Alman Bakan, Çin'ye yaptığı resmi ziyarette mevkidaşı Çin Gang ile Tiencin şehrindeki görüşmesinin ardından düzenlenen basın toplantısında, Tayvan Boğazı'ndaki olası bir askeri gerilimin bütün dünyayı etkileyecek sonuçları olacağını belirtti.
Baerbock, Almanya'nın Çin Halk Cumhuriyeti'nin Çin'in tek meşru temsilcisi kabul eden "tek Çin" politikasına bağlı olduğunu, ancak Tayvan Boğazı'ndaki durumdan kaygı duyduğunu vurgulayarak, "Dünya ticaretinin yüzde 50'sinin geçtiği Tayvan Boğazı'ndaki askeri bir gerilim bütün dünya için dehşet senaryosu olur. Buradaki bir istikrarsızlık Almanya'nın, Avrupa'nın ve tüm dünyanın çıkarlarını etkiler." dedi.
Çin'i güç kullanımına karşı uyaran Baerbock, "İhtilaflar barışçıl yolla çözülebilir. Statükonun şiddet yoluyla tek taraflı olarak değiştirilmesi Avrupalılar açısından kabul edilemez." diye konuştu.
Çin Gang ise Tayvan sorunundaki gerilimlerin yabancı güçlerin Ada'daki bağımsızlık yanlısı ayrılıkçıları desteklemesinden kaynaklandığını savunarak, "Tayvan Boğazı'nda barış isteyen Tayvan'ın bağımsızlığına karşı kesin tavır almalı." ifadelerini kullandı.
Çinli Bakan, Alman mevkidaşının Çin'e aşırı ekonomik bağımlılığa bağlı risklere dair çekincelerine ise, "Her iki ülke de açık davrandığı sürece, aşırı bağımlılıktan kaygı duymaya gerek yok. Çin ile Almanya arasındaki ticaret Çin'in Avrupa ile toplam ticaretinin üçte birini oluşturuyor fakat biz bundan kaygı duymuyoruz." sözleriyle yanıt verdi.
Çin askeri tatbikat düzenlemişti
Çin, egemenlik ihtilafı içinde olduğu Ada'nın lideri Tsai Ing-wen'in, ABD'yi ziyaret ederek Temsilciler Meclisi Başkanı Kevin McCarhty ile görüşmesinin ardından, Ada çevresinde askeri tatbikat düzenlemişti.

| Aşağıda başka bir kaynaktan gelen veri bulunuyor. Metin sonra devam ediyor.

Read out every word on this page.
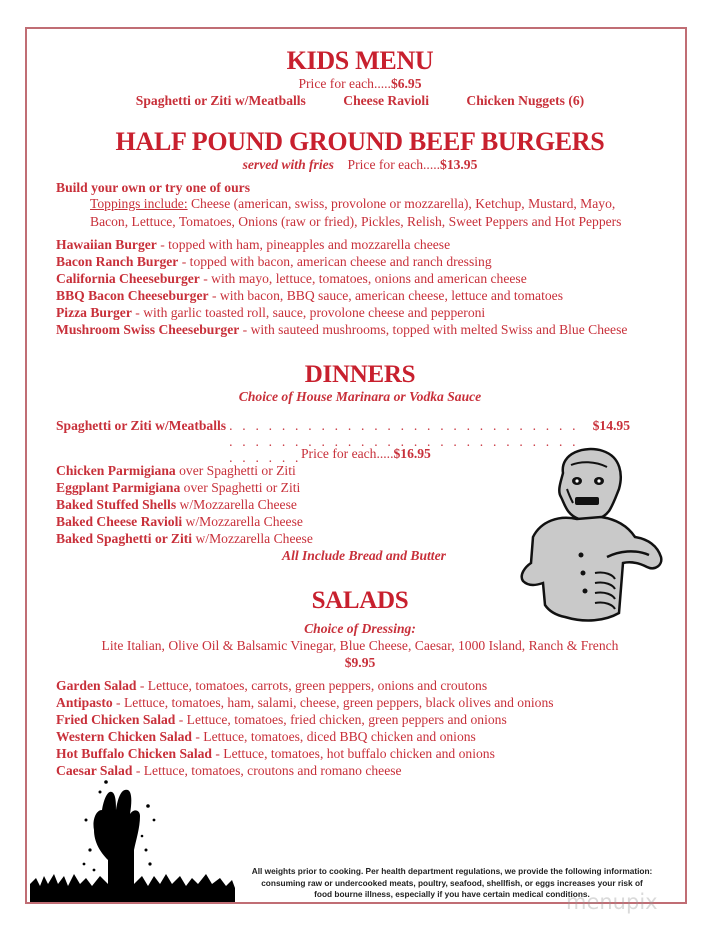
KIDS MENU
Price for each.....$6.95
Spaghetti or Ziti w/Meatballs	Cheese Ravioli	Chicken Nuggets (6)
HALF POUND GROUND BEEF BURGERS
served with fries Price for each.....$13.95
Build your own or try one of ours
Toppings include: Cheese (american, swiss, provolone or mozzarella), Ketchup, Mustard, Mayo,
Bacon, Lettuce, Tomatoes, Onions (raw or fried), Pickles, Relish, Sweet Peppers and Hot Peppers
Hawaiian Burger - topped with ham, pineapples and mozzarella cheese
Bacon Ranch Burger - topped with bacon, american cheese and ranch dressing
California Cheeseburger - with mayo, lettuce, tomatoes, onions and american cheese
BBQ Bacon Cheeseburger - with bacon, BBQ sauce, american cheese, lettuce and tomatoes
Pizza Burger - with garlic toasted roll, sauce, provolone cheese and pepperoni
Mushroom Swiss Cheeseburger - with sauteed mushrooms, topped with melted Swiss and Blue Cheese
DINNERS
Choice of House Marinara or Vodka Sauce
Spaghetti or Ziti w/Meatballs . . . . . . . . . . . . . . . . . . . . . . . . . . . . . . . . . . . . . . . . . . . . . . . . . . . . . . . . . . . .
$14.95
Price for each.....$16.95
Chicken Parmigiana over Spaghetti or Ziti
Eggplant Parmigiana over Spaghetti or Ziti
Baked Stuffed Shells w/Mozzarella Cheese
Baked Cheese Ravioli w/Mozzarella Cheese
Baked Spaghetti or Ziti w/Mozzarella Cheese
All Include Bread and Butter
SALADS
Choice of Dressing:
Lite Italian, Olive Oil & Balsamic Vinegar, Blue Cheese, Caesar, 1000 Island, Ranch & French
$9.95
Garden Salad - Lettuce, tomatoes, carrots, green peppers, onions and croutons
Antipasto - Lettuce, tomatoes, ham, salami, cheese, green peppers, black olives and onions
Fried Chicken Salad - Lettuce, tomatoes, fried chicken, green peppers and onions
Western Chicken Salad - Lettuce, tomatoes, diced BBQ chicken and onions
Hot Buffalo Chicken Salad - Lettuce, tomatoes, hot buffalo chicken and onions
Caesar Salad - Lettuce, tomatoes, croutons and romano cheese
All weights prior to cooking. Per health department regulations, we provide the following information:
consuming raw or undercooked meats, poultry, seafood, shellfish, or eggs increases your risk of
food bourne illness, especially if you have certain medical conditions.
menupix
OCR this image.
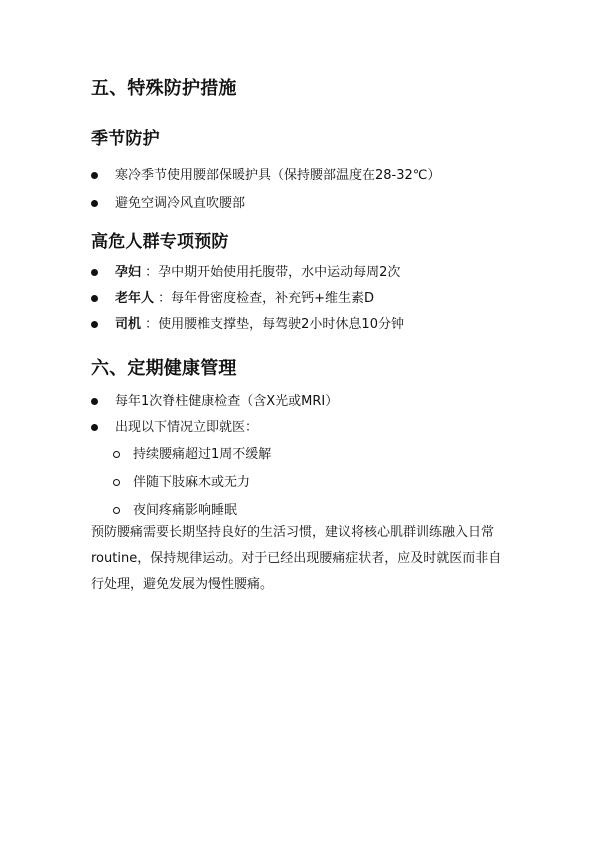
五、特殊防护措施
季节防护
寒冷季节使用腰部保暖护具（保持腰部温度在28-32℃）
避免空调冷风直吹腰部
高危人群专项预防
孕妇 ：孕中期开始使用托腹带，水中运动每周2次
老年人 ：每年骨密度检查，补充钙+维生素D
司机 ：使用腰椎支撑垫，每驾驶2小时休息10分钟
六、定期健康管理
每年1次脊柱健康检查（含X光或MRI）
出现以下情况立即就医：
持续腰痛超过1周不缓解
伴随下肢麻木或无力
夜间疼痛影响睡眠

预防腰痛需要长期坚持良好的生活习惯，建议将核心肌群训练融入日常routine，保持规律运动。对于已经出现腰痛症状者，应及时就医而非自行处理，避免发展为慢性腰痛。
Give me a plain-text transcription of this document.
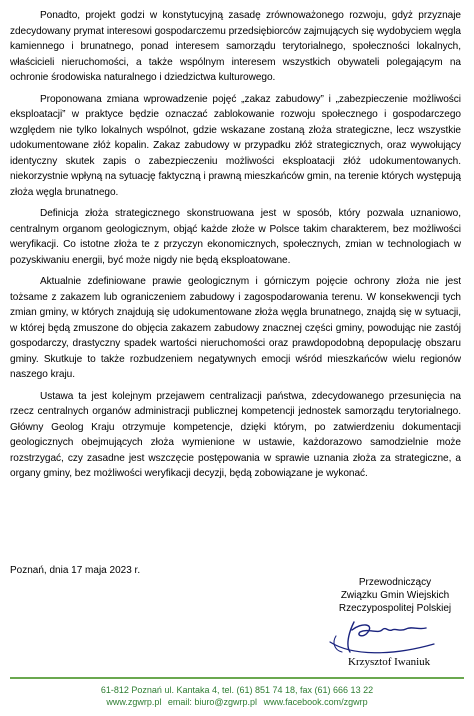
Ponadto, projekt godzi w konstytucyjną zasadę zrównoważonego rozwoju, gdyż przyznaje zdecydowany prymat interesowi gospodarczemu przedsiębiorców zajmujących się wydobyciem węgla kamiennego i brunatnego, ponad interesem samorządu terytorialnego, społeczności lokalnych, właścicieli nieruchomości, a także wspólnym interesem wszystkich obywateli polegającym na ochronie środowiska naturalnego i dziedzictwa kulturowego.

Proponowana zmiana wprowadzenie pojęć „zakaz zabudowy” i „zabezpieczenie możliwości eksploatacji” w praktyce będzie oznaczać zablokowanie rozwoju społecznego i gospodarczego względem nie tylko lokalnych wspólnot, gdzie wskazane zostaną złoża strategiczne, lecz wszystkie udokumentowane złóż kopalin. Zakaz zabudowy w przypadku złóż strategicznych, oraz wywołujący identyczny skutek zapis o zabezpieczeniu możliwości eksploatacji złóż udokumentowanych. niekorzystnie wpłyną na sytuację faktyczną i prawną mieszkańców gmin, na terenie których występują złoża węgla brunatnego.

Definicja złoża strategicznego skonstruowana jest w sposób, który pozwala uznaniowo, centralnym organom geologicznym, objąć każde złoże w Polsce takim charakterem, bez możliwości weryfikacji. Co istotne złoża te z przyczyn ekonomicznych, społecznych, zmian w technologiach w pozyskiwaniu energii, być może nigdy nie będą eksploatowane.

Aktualnie zdefiniowane prawie geologicznym i górniczym pojęcie ochrony złoża nie jest tożsame z zakazem lub ograniczeniem zabudowy i zagospodarowania terenu. W konsekwencji tych zmian gminy, w których znajdują się udokumentowane złoża węgla brunatnego, znajdą się w sytuacji, w której będą zmuszone do objęcia zakazem zabudowy znacznej części gminy, powodując nie zastój gospodarczy, drastyczny spadek wartości nieruchomości oraz prawdopodobną depopulację obszaru gminy. Skutkuje to także rozbudzeniem negatywnych emocji wśród mieszkańców wielu regionów naszego kraju.

Ustawa ta jest kolejnym przejawem centralizacji państwa, zdecydowanego przesunięcia na rzecz centralnych organów administracji publicznej kompetencji jednostek samorządu terytorialnego. Główny Geolog Kraju otrzymuje kompetencje, dzięki którym, po zatwierdzeniu dokumentacji geologicznych obejmujących złoża wymienione w ustawie, każdorazowo samodzielnie może rozstrzygać, czy zasadne jest wszczęcie postępowania w sprawie uznania złoża za strategiczne, a organy gminy, bez możliwości weryfikacji decyzji, będą zobowiązane je wykonać.

Poznań, dnia 17 maja 2023 r.
Przewodniczący
Związku Gmin Wiejskich
Rzeczypospolitej Polskiej
Krzysztof Iwaniuk
61-812 Poznań ul. Kantaka 4, tel. (61) 851 74 18, fax (61) 666 13 22
www.zgwrp.pl email: biuro@zgwrp.pl www.facebook.com/zgwrp
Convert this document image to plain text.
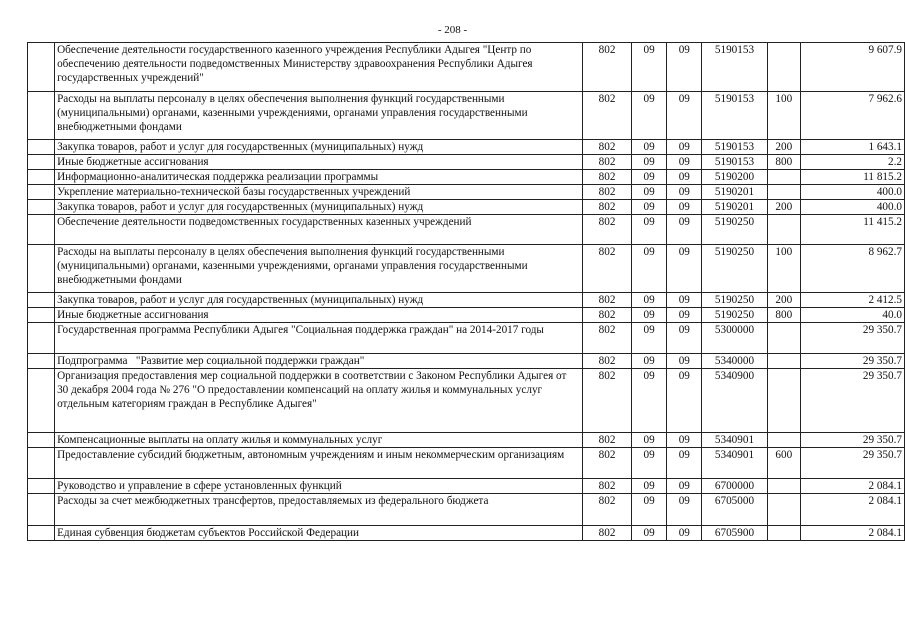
- 208 -
	Обеспечение деятельности государственного казенного учреждения Республики Адыгея "Центр по обеспечению деятельности подведомственных Министерству здравоохранения Республики Адыгея государственных учреждений"	802	09	09	5190153		9 607.9
	Расходы на выплаты персоналу в целях обеспечения выполнения функций государственными (муниципальными) органами, казенными учреждениями, органами управления государственными внебюджетными фондами	802	09	09	5190153	100	7 962.6
	Закупка товаров, работ и услуг для государственных (муниципальных) нужд	802	09	09	5190153	200	1 643.1
	Иные бюджетные ассигнования	802	09	09	5190153	800	2.2
	Информационно-аналитическая поддержка реализации программы	802	09	09	5190200		11 815.2
	Укрепление материально-технической базы государственных учреждений	802	09	09	5190201		400.0
	Закупка товаров, работ и услуг для государственных (муниципальных) нужд	802	09	09	5190201	200	400.0
	Обеспечение деятельности подведомственных государственных казенных учреждений	802	09	09	5190250		11 415.2
	Расходы на выплаты персоналу в целях обеспечения выполнения функций государственными (муниципальными) органами, казенными учреждениями, органами управления государственными внебюджетными фондами	802	09	09	5190250	100	8 962.7
	Закупка товаров, работ и услуг для государственных (муниципальных) нужд	802	09	09	5190250	200	2 412.5
	Иные бюджетные ассигнования	802	09	09	5190250	800	40.0
	Государственная программа Республики Адыгея "Социальная поддержка граждан" на 2014-2017 годы	802	09	09	5300000		29 350.7
	Подпрограмма   "Развитие мер социальной поддержки граждан"	802	09	09	5340000		29 350.7
	Организация предоставления мер социальной поддержки в соответствии с Законом Республики Адыгея от 30 декабря 2004 года № 276 "О предоставлении компенсаций на оплату жилья и коммунальных услуг отдельным категориям граждан в Республике Адыгея"	802	09	09	5340900		29 350.7
	Компенсационные выплаты на оплату жилья и коммунальных услуг	802	09	09	5340901		29 350.7
	Предоставление субсидий бюджетным, автономным учреждениям и иным некоммерческим организациям	802	09	09	5340901	600	29 350.7
	Руководство и управление в сфере установленных функций	802	09	09	6700000		2 084.1
	Расходы за счет межбюджетных трансфертов, предоставляемых из федерального бюджета	802	09	09	6705000		2 084.1
	Единая субвенция бюджетам субъектов Российской Федерации	802	09	09	6705900		2 084.1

Üç gün süren tatbikatta, 8 Nisan'da 71 hava aracı ve 9 gemi, 9 Nisan'da ise 70 hava aracı ve 11 gemi, 10 Nisan'da ise 91 hava aracı ve 12 gemi Ada çevresinde görülmüştü.
Çin'in topraklarının parçası olduğunu savunduğu Tayvan, Çin Halk Cumhuriyeti'nin kurulduğu 1949'dan bu yana fiili bağımsızlığa sahip bulunuyor. Çin ana karası ile Tayvan arasında iç savaşın ardından ortaya çıkan ayrılık hala devam ediyor.
Pekin, "Tek Çin" ilkesini vurgulayarak Tayvan'ın dünya ülkeleriyle müstakil diplomatik ilişkiler kurmasına, Birleşmiş Milletler ve diğer uluslararası kuruluşlarda temsil edilmesine karşı çıkıyor, kendisini tanıyan ülkelerin Tayvan ile diplomatik ilişkileri kesmesini şart koşuyor.